The market is signaling that the immediate beneficiaries of higher crude are not the obvious energy names, but firms with pricing power and lower fuel sensitivity. Logistics and travel are being repriced first because their earnings hit is linear and near-term, while the second-order hit will show up later in discretionary retail and household staples through freight, packaging, and input-cost inflation. That makes this less a pure oil rally and more a margin-compression trade across transport-heavy sectors with a lagged pass-through to consumer demand. The most interesting dynamic is that the oil spike may keep rates higher-for-longer indirectly, even if the Fed is on hold. If energy remains elevated for several weeks, inflation expectations can re-steepen, which tends to compress duration-sensitive growth multiples and narrow the room for defensive rotation.
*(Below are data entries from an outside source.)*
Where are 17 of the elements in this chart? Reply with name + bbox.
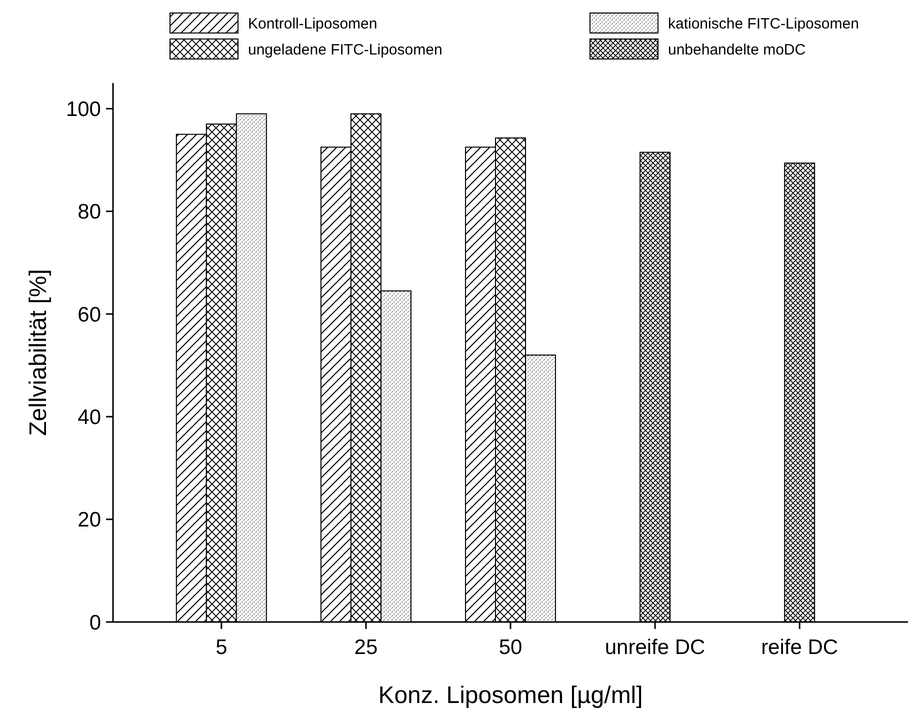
legend-label: Kontroll-Liposomen	[248, 15, 378, 32]
y-tick-label: 0	[89, 611, 101, 634]
x-tick-label: 5	[216, 636, 228, 659]
y-tick-label: 80	[78, 200, 101, 224]
legend-label: kationische FITC-Liposomen	[668, 15, 859, 32]
legend-label: unbehandelte moDC	[668, 41, 806, 58]
legend-label: ungeladene FITC-Liposomen	[248, 41, 442, 58]
x-tick-label: 25	[354, 636, 378, 659]
x-tick-label: 50	[498, 636, 522, 659]
y-axis-title: Zellviabilität [%]	[25, 269, 52, 436]
y-tick-label: 20	[78, 508, 101, 532]
y-tick-label: 40	[78, 406, 101, 430]
x-tick-label: unreife DC	[604, 636, 706, 659]
y-tick-label: 60	[78, 303, 101, 326]
x-tick-label: reife DC	[761, 636, 838, 659]
x-axis-title: Konz. Liposomen [µg/ml]	[378, 682, 643, 709]
y-tick-label: 100	[66, 98, 101, 122]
In that setup, the current bid in mega-cap tech can persist only if bond yields stay contained; otherwise the “quality growth” leadership becomes vulnerable despite the sector’s strong inflow backdrop. The move in Amazon is more than a company-specific logistics story: it is a structural threat to asset-heavy delivery incumbents because it shifts bargaining power to the largest shipper and could force yield discipline across the parcel market. The bigger risk for FDX/UPS is not lost volume in the next quarter, but lower industry pricing over the next 2-4 quarters as customers realize there is an alternative network. That creates a negative read-through for any business exposed to e-commerce parcel growth and undercuts the thesis that volume recovery alone can offset margin pressure. Consensus may be underestimating how quickly this shocks consumer-facing demand if fuel stays elevated into summer. Cruise, big-box retail, and packaged goods all face a delayed but real squeeze from higher transportation costs and weaker discretionary spend; the market is reacting as if this is a one-day geopolitics event, when the earnings impact can persist for multiple quarters. The contrarian point is that the sharp selloff in transport may be only partially overdone if oil holds above current levels, but the better long-risk is in names with pricing power and low fuel intensity rather than outright energy beta.